Sun Microsystems is scaling back its Jini software intended to network
everything from kitchen appliances to cell phones, adding a stripped-down
version more likely to work on today's gadgets.
|Gartner analyst Mark Driver says that transformational leaps in network computing never occur at
blink-of-an-eye speeds and that the much-ballyhooed Java Jini software is a case in
Sun's Jini software initially was
designed to allow gadgets such as printers, cars, cameras or heart monitors
to easily form networks to share services such as printing or accessing data. But Sun's hopes for Jini-enabled gadgets arriving in 1999 proved to be overambitious, as developers
struggled with the difficulties of cramming Jini and its required software
underpinnings into devices with limited memory and processing power.
Sun hopes to have more success with the addition of a Jini "surrogate
architecture," said Jini marketing manager Franc Romano. The surrogate
architecture is midway between full-blown Jini and the Jini "proxy"
capability that allows processor-free devices like light switches to hook up
to Jini networks, he said.
Romano declined to guess when Jini-enabled devices will actually arrive, but
he predicted that the surrogate architecture would hasten the day.
"We have to wait for devices that have limited capability to evolve to the
point where they can run Jini at least in native mode," Romano said.
Jini is one of a number of technologies emerging to try to tie together
increasingly powerful gadgets. Sun's biggest competitor, Microsoft, is
pushing its own Universal Plug and Play (UPnP) system. Windows Millenium Edition (Me), which shipped last month, is the first Microsoft operating system to include support for UPnP. Microsoft claims that it has shipped more than 250,000 copies of Windows Me since its release.
Microsoft argues that one UPnP advantage is that it uses standard Internet communications methods instead of requiring use of Sun-controlled software. Sun counters that UPnP, for all its purported independence from PCs, is still designed to further a Microsoft-centric world.
Like Sun, Microsoft envisions a future where ordinary household appliances, such as coffeemakers, are intelligent devices that communicate with one another over a network. Microsoft claims that manufacturers are already designing devices that can communicate with Windows Me and its future UPnP-enabled operating systems. Such communications could result in VCRs that can stream video throughout a home, or thermostats that know to turn the heat down when the family is on vacation.
Other competitors, such as Salutation,
also are cropping up.
Sun and Microsoft care what technology is used in gadgets because it
determines which computing systems will best interact with the devices.
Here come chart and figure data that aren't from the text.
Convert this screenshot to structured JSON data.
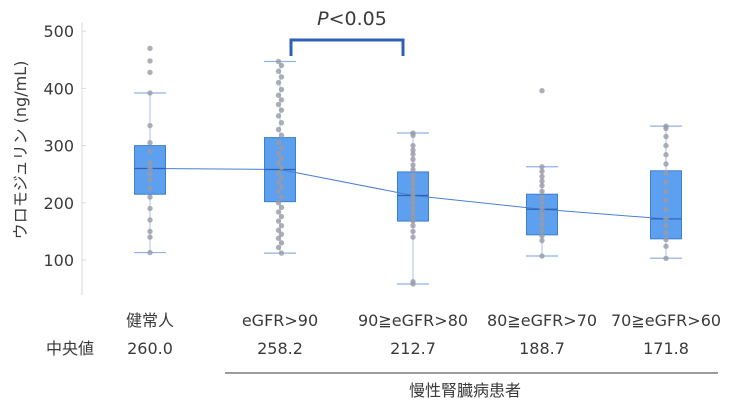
{
  "chart_data": {
    "type": "box",
    "ylabel": "ウロモジュリン (ng/mL)",
    "ylim": [
      40,
      520
    ],
    "yticks": [
      100,
      200,
      300,
      400,
      500
    ],
    "categories": [
      "健常人",
      "eGFR>90",
      "90≧eGFR>80",
      "80≧eGFR>70",
      "70≧eGFR>60"
    ],
    "median_row_label": "中央値",
    "median_labels": [
      "260.0",
      "258.2",
      "212.7",
      "188.7",
      "171.8"
    ],
    "group_label": "慢性腎臓病患者",
    "significance": "P<0.05",
    "significance_italic": "P",
    "significance_rest": "<0.05",
    "significance_between": [
      "eGFR>90",
      "90≧eGFR>80"
    ],
    "box_color": "#5ca0ef",
    "box_edge_color": "#3f7fd0",
    "point_color": "#9a9aa6",
    "line_color": "#4a7fd0",
    "bracket_color": "#2f5fb8",
    "boxes": [
      {
        "whislo": 113,
        "q1": 215,
        "med": 260.0,
        "q3": 300,
        "whishi": 392,
        "points": [
          470,
          448,
          428,
          392,
          335,
          305,
          290,
          270,
          260,
          250,
          240,
          225,
          210,
          190,
          170,
          150,
          140,
          113
        ]
      },
      {
        "whislo": 112,
        "q1": 202,
        "med": 258.2,
        "q3": 314,
        "whishi": 447,
        "points": [
          447,
          440,
          430,
          420,
          410,
          398,
          388,
          380,
          372,
          362,
          352,
          340,
          328,
          318,
          305,
          296,
          286,
          278,
          270,
          262,
          252,
          244,
          236,
          228,
          220,
          210,
          200,
          192,
          184,
          176,
          168,
          160,
          152,
          145,
          138,
          130,
          122,
          112
        ]
      },
      {
        "whislo": 58,
        "q1": 168,
        "med": 212.7,
        "q3": 254,
        "whishi": 322,
        "points": [
          322,
          318,
          300,
          292,
          285,
          276,
          266,
          258,
          248,
          240,
          232,
          224,
          215,
          208,
          200,
          192,
          184,
          176,
          168,
          160,
          150,
          140,
          62,
          58
        ]
      },
      {
        "whislo": 107,
        "q1": 144,
        "med": 188.7,
        "q3": 215,
        "whishi": 263,
        "points": [
          396,
          263,
          255,
          246,
          238,
          230,
          220,
          210,
          200,
          190,
          180,
          172,
          162,
          152,
          142,
          134,
          107
        ]
      },
      {
        "whislo": 103,
        "q1": 137,
        "med": 171.8,
        "q3": 256,
        "whishi": 334,
        "points": [
          334,
          330,
          316,
          300,
          284,
          268,
          252,
          236,
          220,
          204,
          188,
          172,
          160,
          148,
          136,
          124,
          103
        ]
      }
    ]
  }
}
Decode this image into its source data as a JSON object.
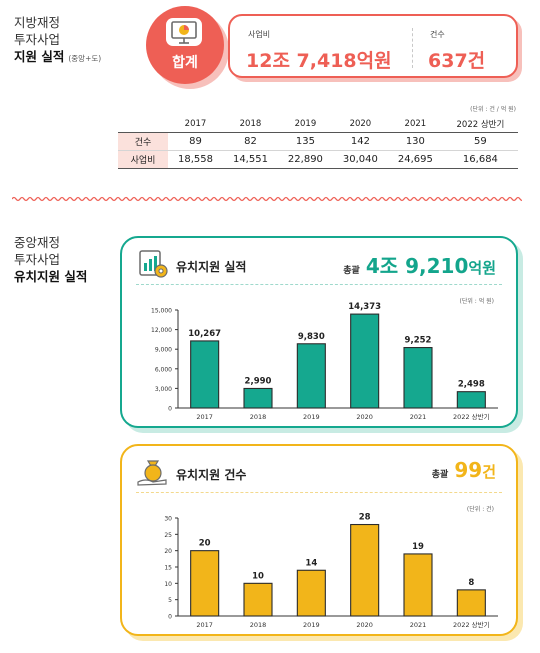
{
  "section1": {
    "title_lines": [
      "지방재정",
      "투자사업"
    ],
    "title_bold": "지원 실적",
    "title_note": "(중앙+도)",
    "total_label": "합계",
    "budget_label": "사업비",
    "budget_value": "12조 7,418억원",
    "count_label": "건수",
    "count_value": "637건",
    "unit": "(단위 : 건 / 억 원)",
    "table": {
      "columns": [
        "2017",
        "2018",
        "2019",
        "2020",
        "2021",
        "2022 상반기"
      ],
      "rows": [
        {
          "label": "건수",
          "values": [
            "89",
            "82",
            "135",
            "142",
            "130",
            "59"
          ]
        },
        {
          "label": "사업비",
          "values": [
            "18,558",
            "14,551",
            "22,890",
            "30,040",
            "24,695",
            "16,684"
          ]
        }
      ]
    }
  },
  "section2": {
    "title_lines": [
      "중앙재정",
      "투자사업"
    ],
    "title_bold": "유치지원 실적"
  },
  "colors": {
    "coral": "#ee5f55",
    "teal": "#15a88f",
    "yellow": "#f2b51a"
  },
  "icons": {
    "total": "presentation-chart-icon",
    "performance": "gear-chart-icon",
    "count": "money-bag-hand-icon"
  },
  "chart_data": [
    {
      "type": "bar",
      "title": "유치지원 실적",
      "total_label": "총괄",
      "total_value": "4조 9,210",
      "total_unit": "억원",
      "unit": "(단위 : 억 원)",
      "categories": [
        "2017",
        "2018",
        "2019",
        "2020",
        "2021",
        "2022 상반기"
      ],
      "values": [
        10267,
        2990,
        9830,
        14373,
        9252,
        2498
      ],
      "value_labels": [
        "10,267",
        "2,990",
        "9,830",
        "14,373",
        "9,252",
        "2,498"
      ],
      "ylim": [
        0,
        15000
      ],
      "yticks": [
        0,
        3000,
        6000,
        9000,
        12000,
        15000
      ],
      "ytick_labels": [
        "0",
        "3,000",
        "6,000",
        "9,000",
        "12,000",
        "15,000"
      ],
      "color": "#15a88f"
    },
    {
      "type": "bar",
      "title": "유치지원 건수",
      "total_label": "총괄",
      "total_value": "99",
      "total_unit": "건",
      "unit": "(단위 : 건)",
      "categories": [
        "2017",
        "2018",
        "2019",
        "2020",
        "2021",
        "2022 상반기"
      ],
      "values": [
        20,
        10,
        14,
        28,
        19,
        8
      ],
      "value_labels": [
        "20",
        "10",
        "14",
        "28",
        "19",
        "8"
      ],
      "ylim": [
        0,
        30
      ],
      "yticks": [
        0,
        5,
        10,
        15,
        20,
        25,
        30
      ],
      "ytick_labels": [
        "0",
        "5",
        "10",
        "15",
        "20",
        "25",
        "30"
      ],
      "color": "#f2b51a"
    }
  ]
}
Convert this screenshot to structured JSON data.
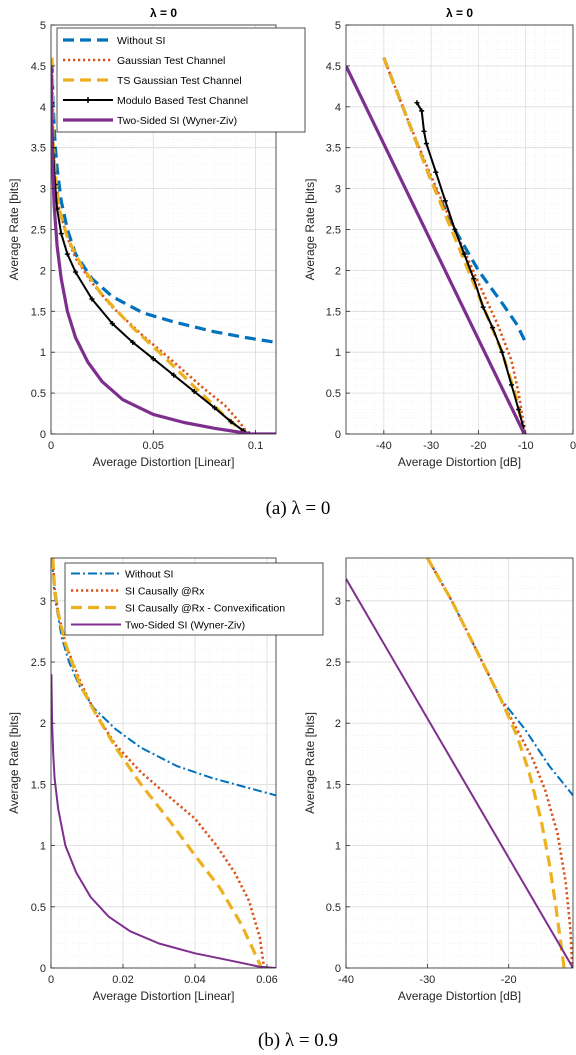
{
  "chart_data": [
    {
      "type": "line",
      "title": "λ = 0",
      "xlabel": "Average Distortion [Linear]",
      "ylabel": "Average Rate [bits]",
      "xlim": [
        0,
        0.11
      ],
      "ylim": [
        0,
        5
      ],
      "xticks": [
        0,
        0.05,
        0.1
      ],
      "xtick_labels": [
        "0",
        "0.05",
        "0.1"
      ],
      "yticks": [
        0,
        0.5,
        1,
        1.5,
        2,
        2.5,
        3,
        3.5,
        4,
        4.5,
        5
      ],
      "ytick_labels": [
        "0",
        "0.5",
        "1",
        "1.5",
        "2",
        "2.5",
        "3",
        "3.5",
        "4",
        "4.5",
        "5"
      ],
      "grid": true,
      "minor_grid": true,
      "legend": "top",
      "series": [
        {
          "name": "Without SI",
          "color": "#0072BD",
          "style": "dashed-thick",
          "x": [
            0.0005,
            0.001,
            0.002,
            0.003,
            0.005,
            0.008,
            0.012,
            0.02,
            0.03,
            0.045,
            0.06,
            0.08,
            0.095,
            0.11
          ],
          "y": [
            4.55,
            4.05,
            3.55,
            3.25,
            2.85,
            2.5,
            2.2,
            1.9,
            1.68,
            1.48,
            1.37,
            1.25,
            1.18,
            1.12
          ]
        },
        {
          "name": "Gaussian Test Channel",
          "color": "#D95319",
          "style": "dotted",
          "x": [
            0.0005,
            0.001,
            0.002,
            0.004,
            0.008,
            0.012,
            0.02,
            0.03,
            0.045,
            0.06,
            0.075,
            0.085,
            0.092,
            0.095,
            0.097
          ],
          "y": [
            4.0,
            3.6,
            3.2,
            2.75,
            2.4,
            2.15,
            1.85,
            1.55,
            1.2,
            0.88,
            0.55,
            0.35,
            0.15,
            0.05,
            0.0
          ]
        },
        {
          "name": "TS Gaussian Test Channel",
          "color": "#EDB120",
          "style": "dashed-thick",
          "x": [
            0.0005,
            0.001,
            0.002,
            0.004,
            0.008,
            0.015,
            0.025,
            0.04,
            0.055,
            0.07,
            0.085,
            0.095
          ],
          "y": [
            4.6,
            3.6,
            3.2,
            2.75,
            2.4,
            2.05,
            1.7,
            1.3,
            0.95,
            0.58,
            0.22,
            0.0
          ]
        },
        {
          "name": "Modulo Based Test Channel",
          "color": "#000000",
          "style": "solid-marker",
          "x": [
            0.0005,
            0.001,
            0.002,
            0.003,
            0.005,
            0.008,
            0.012,
            0.02,
            0.03,
            0.04,
            0.05,
            0.06,
            0.07,
            0.08,
            0.088,
            0.094,
            0.097
          ],
          "y": [
            4.05,
            3.5,
            3.05,
            2.75,
            2.45,
            2.2,
            1.98,
            1.65,
            1.35,
            1.12,
            0.92,
            0.72,
            0.52,
            0.32,
            0.15,
            0.04,
            0.0
          ]
        },
        {
          "name": "Two-Sided SI (Wyner-Ziv)",
          "color": "#7E2F8E",
          "style": "solid-thick",
          "x": [
            0.00012,
            0.0003,
            0.0008,
            0.0015,
            0.003,
            0.005,
            0.008,
            0.012,
            0.018,
            0.025,
            0.035,
            0.05,
            0.065,
            0.08,
            0.09,
            0.097,
            0.11
          ],
          "y": [
            4.5,
            4.0,
            3.3,
            2.8,
            2.3,
            1.9,
            1.5,
            1.18,
            0.88,
            0.64,
            0.42,
            0.24,
            0.14,
            0.07,
            0.03,
            0.0,
            0.0
          ]
        }
      ]
    },
    {
      "type": "line",
      "title": "λ = 0",
      "xlabel": "Average Distortion [dB]",
      "ylabel": "Average Rate [bits]",
      "xlim": [
        -48,
        0
      ],
      "ylim": [
        0,
        5
      ],
      "xticks": [
        -40,
        -30,
        -20,
        -10,
        0
      ],
      "xtick_labels": [
        "-40",
        "-30",
        "-20",
        "-10",
        "0"
      ],
      "yticks": [
        0,
        0.5,
        1,
        1.5,
        2,
        2.5,
        3,
        3.5,
        4,
        4.5,
        5
      ],
      "ytick_labels": [
        "0",
        "0.5",
        "1",
        "1.5",
        "2",
        "2.5",
        "3",
        "3.5",
        "4",
        "4.5",
        "5"
      ],
      "grid": true,
      "minor_grid": true,
      "series": [
        {
          "name": "Without SI",
          "color": "#0072BD",
          "style": "dashed-thick",
          "x": [
            -40,
            -35,
            -30,
            -25,
            -20,
            -15,
            -12,
            -10
          ],
          "y": [
            4.6,
            3.85,
            3.1,
            2.5,
            2.0,
            1.6,
            1.35,
            1.12
          ]
        },
        {
          "name": "Gaussian Test Channel",
          "color": "#D95319",
          "style": "dotted",
          "x": [
            -40,
            -35,
            -30,
            -25,
            -20,
            -16,
            -13,
            -11.5,
            -10.6,
            -10.3
          ],
          "y": [
            4.6,
            3.85,
            3.15,
            2.5,
            1.85,
            1.35,
            0.9,
            0.5,
            0.18,
            0.0
          ]
        },
        {
          "name": "TS Gaussian Test Channel",
          "color": "#EDB120",
          "style": "dashed-thick",
          "x": [
            -40,
            -35,
            -30,
            -25,
            -20,
            -15,
            -12,
            -10.8,
            -10.5
          ],
          "y": [
            4.6,
            3.85,
            3.1,
            2.4,
            1.7,
            1.0,
            0.45,
            0.12,
            0.0
          ]
        },
        {
          "name": "Modulo Based Test Channel",
          "color": "#000000",
          "style": "solid-marker",
          "x": [
            -33,
            -32,
            -31.5,
            -31,
            -29,
            -27,
            -25,
            -23,
            -21,
            -19,
            -17,
            -15,
            -13,
            -11.5,
            -10.6,
            -10.3
          ],
          "y": [
            4.05,
            3.95,
            3.7,
            3.55,
            3.2,
            2.85,
            2.5,
            2.2,
            1.9,
            1.55,
            1.3,
            1.0,
            0.6,
            0.3,
            0.1,
            0.0
          ]
        },
        {
          "name": "Two-Sided SI (Wyner-Ziv)",
          "color": "#7E2F8E",
          "style": "solid-thick",
          "x": [
            -48,
            -10.3
          ],
          "y": [
            4.5,
            0.0
          ]
        }
      ]
    },
    {
      "type": "line",
      "title": "",
      "xlabel": "Average Distortion [Linear]",
      "ylabel": "Average Rate [bits]",
      "xlim": [
        0,
        0.0625
      ],
      "ylim": [
        0,
        3.35
      ],
      "xticks": [
        0,
        0.02,
        0.04,
        0.06
      ],
      "xtick_labels": [
        "0",
        "0.02",
        "0.04",
        "0.06"
      ],
      "yticks": [
        0,
        0.5,
        1,
        1.5,
        2,
        2.5,
        3
      ],
      "ytick_labels": [
        "0",
        "0.5",
        "1",
        "1.5",
        "2",
        "2.5",
        "3"
      ],
      "grid": true,
      "minor_grid": true,
      "legend": "top-right",
      "series": [
        {
          "name": "Without SI",
          "color": "#0072BD",
          "style": "dashdot",
          "x": [
            0.0003,
            0.0008,
            0.0015,
            0.003,
            0.005,
            0.008,
            0.012,
            0.018,
            0.025,
            0.035,
            0.045,
            0.055,
            0.0625
          ],
          "y": [
            3.35,
            3.1,
            2.95,
            2.7,
            2.5,
            2.3,
            2.12,
            1.95,
            1.8,
            1.65,
            1.55,
            1.47,
            1.41
          ]
        },
        {
          "name": "SI Causally @Rx",
          "color": "#D95319",
          "style": "dotted",
          "x": [
            0.0005,
            0.001,
            0.002,
            0.004,
            0.008,
            0.012,
            0.018,
            0.025,
            0.032,
            0.04,
            0.046,
            0.051,
            0.055,
            0.058,
            0.0592
          ],
          "y": [
            3.35,
            3.1,
            2.9,
            2.65,
            2.35,
            2.1,
            1.82,
            1.6,
            1.42,
            1.22,
            1.0,
            0.78,
            0.55,
            0.25,
            0.0
          ]
        },
        {
          "name": "SI Causally @Rx - Convexification",
          "color": "#EDB120",
          "style": "dashed-thick",
          "x": [
            0.0005,
            0.001,
            0.002,
            0.004,
            0.008,
            0.012,
            0.018,
            0.025,
            0.033,
            0.04,
            0.047,
            0.053,
            0.0585
          ],
          "y": [
            3.35,
            3.1,
            2.9,
            2.65,
            2.32,
            2.1,
            1.8,
            1.5,
            1.2,
            0.92,
            0.65,
            0.35,
            0.0
          ]
        },
        {
          "name": "Two-Sided SI (Wyner-Ziv)",
          "color": "#7E2F8E",
          "style": "solid",
          "x": [
            0.0001,
            0.0003,
            0.0006,
            0.001,
            0.002,
            0.004,
            0.007,
            0.011,
            0.016,
            0.022,
            0.03,
            0.04,
            0.05,
            0.058,
            0.0625
          ],
          "y": [
            2.4,
            2.0,
            1.75,
            1.55,
            1.3,
            1.0,
            0.78,
            0.58,
            0.42,
            0.3,
            0.2,
            0.12,
            0.06,
            0.01,
            0.0
          ]
        }
      ]
    },
    {
      "type": "line",
      "title": "",
      "xlabel": "Average Distortion [dB]",
      "ylabel": "Average Rate [bits]",
      "xlim": [
        -40,
        -12.1
      ],
      "ylim": [
        0,
        3.35
      ],
      "xticks": [
        -40,
        -30,
        -20
      ],
      "xtick_labels": [
        "-40",
        "-30",
        "-20"
      ],
      "yticks": [
        0,
        0.5,
        1,
        1.5,
        2,
        2.5,
        3
      ],
      "ytick_labels": [
        "0",
        "0.5",
        "1",
        "1.5",
        "2",
        "2.5",
        "3"
      ],
      "grid": true,
      "minor_grid": true,
      "series": [
        {
          "name": "Without SI",
          "color": "#0072BD",
          "style": "dashdot",
          "x": [
            -30,
            -27,
            -24,
            -21,
            -18,
            -15,
            -12.1
          ],
          "y": [
            3.35,
            3.0,
            2.6,
            2.2,
            1.95,
            1.65,
            1.41
          ]
        },
        {
          "name": "SI Causally @Rx",
          "color": "#D95319",
          "style": "dotted",
          "x": [
            -30,
            -27,
            -24,
            -21,
            -19,
            -17,
            -15.5,
            -14,
            -13,
            -12.4,
            -12.2
          ],
          "y": [
            3.35,
            3.0,
            2.6,
            2.2,
            1.95,
            1.7,
            1.45,
            1.1,
            0.7,
            0.3,
            0.0
          ]
        },
        {
          "name": "SI Causally @Rx - Convexification",
          "color": "#EDB120",
          "style": "dashed-thick",
          "x": [
            -30,
            -27,
            -24,
            -21,
            -19,
            -17.5,
            -16,
            -15,
            -14.2,
            -13.6,
            -13.2
          ],
          "y": [
            3.35,
            3.0,
            2.6,
            2.2,
            1.9,
            1.6,
            1.2,
            0.85,
            0.5,
            0.2,
            0.0
          ]
        },
        {
          "name": "Two-Sided SI (Wyner-Ziv)",
          "color": "#7E2F8E",
          "style": "solid",
          "x": [
            -40,
            -12.1
          ],
          "y": [
            3.18,
            0.0
          ]
        }
      ]
    }
  ],
  "captions": {
    "a": "(a)  λ = 0",
    "b": "(b)  λ = 0.9"
  }
}
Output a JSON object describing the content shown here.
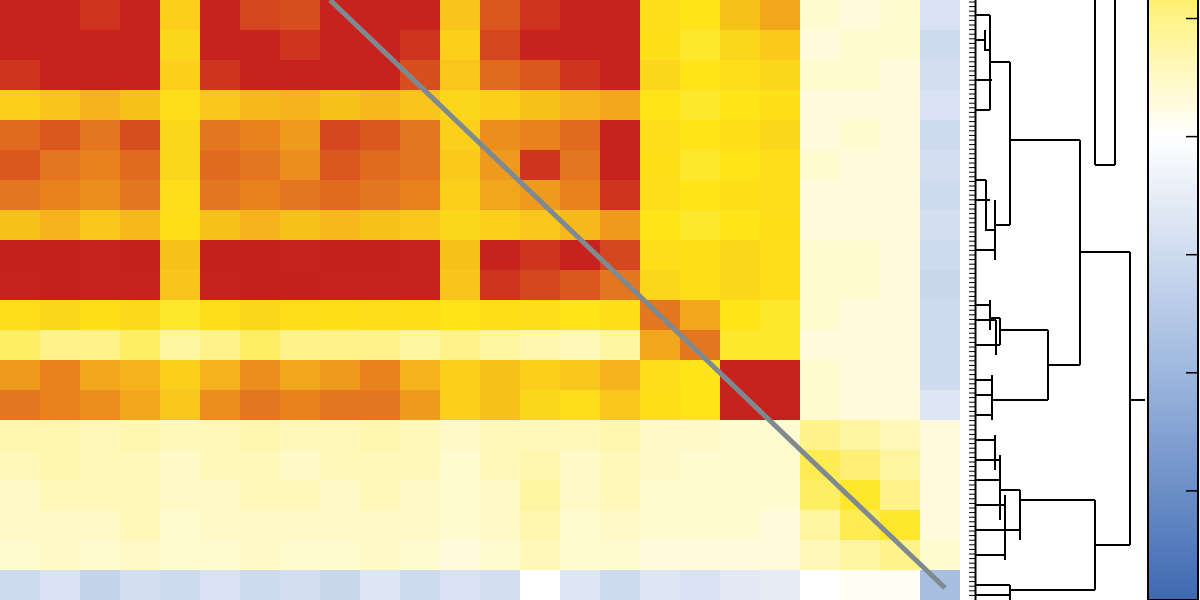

UPnP is an extension of existing Microsoft-Intel hardware designs, whereas Jini bolsters Sun's push to spread the Java programming language from the
smallest device to the biggest server.
Jini's surrogate architecture enables devices to perform some basic Jini
tasks, such as identifying themselves on a network and interacting with
other devices, Romano said. But it doesn't require a "virtual machine," the
core of Sun's Java software technique to enable programs to run on a wide
number of computing devices without having to be rewritten for each one.
Though a Java virtual machine (JVM) makes life easier for programmers
writing software such as Web browsers or email clients that will run on lots
of gadgets, a JVM also requires more computing power and memory, resources
that increase a gadget's price tag and decrease its battery life.
The surrogate technology specification, currently in draft form but expected
to be completed in the next three or four months, is one of a host of Jini
developments from Sun.
At the LonWorld 2000 conference
Oct. 18, Sun plans to release a new version 1.1 of Jini, Romano said. The
new version comes with a number of "helper utilities," prewritten Jini
software programs that Jini developers were having to write over and over.
Next year, Sun will add improved security features to an upcoming version of
Jini, Romano said, including "remote authentication" features to let Jini
devices identify themselves or keep other unauthorized devices from
accessing their services.
In 1999, though, Sun said the improved security was planned for version 1.1.
One hurdle for using Jini in gadgets is that it requires Java software
called Remote Method Invocation (RMI), but RMI currently doesn't exist in
Sun's various flavors of Java 2 Micro Edition. Sun is working to bring
RMI to Java 2 Micro Edition, Romano said.
Jini isn't just for gadgets. The software also works as a way for software
services running on larger computers to announce themselves on a network.
Software services has been the first area where Jini achieved some
popularity, Sun has said.
Sun also is working on ways to get Jini to work better with large numbers of
gadgets or software components. Currently, Jini devices register themselves
and their capabilities in a table called "lookup service," but it's
difficult to stitch together lookup services.
Sun hopes to spread programmer interest next year by holding the first Jini
developers' conference, currently scheduled for early February on the West
Coast, Romano said. Sun hopes to have 500 at the conference.
"We feel now with 30,000 licensees, we have a critical mass of developers
out there who can benefit from having access to the architects and also from
sharing what they're doing," he said. In addition, developers will be able
to interconnect their Jini services to make sure they work together.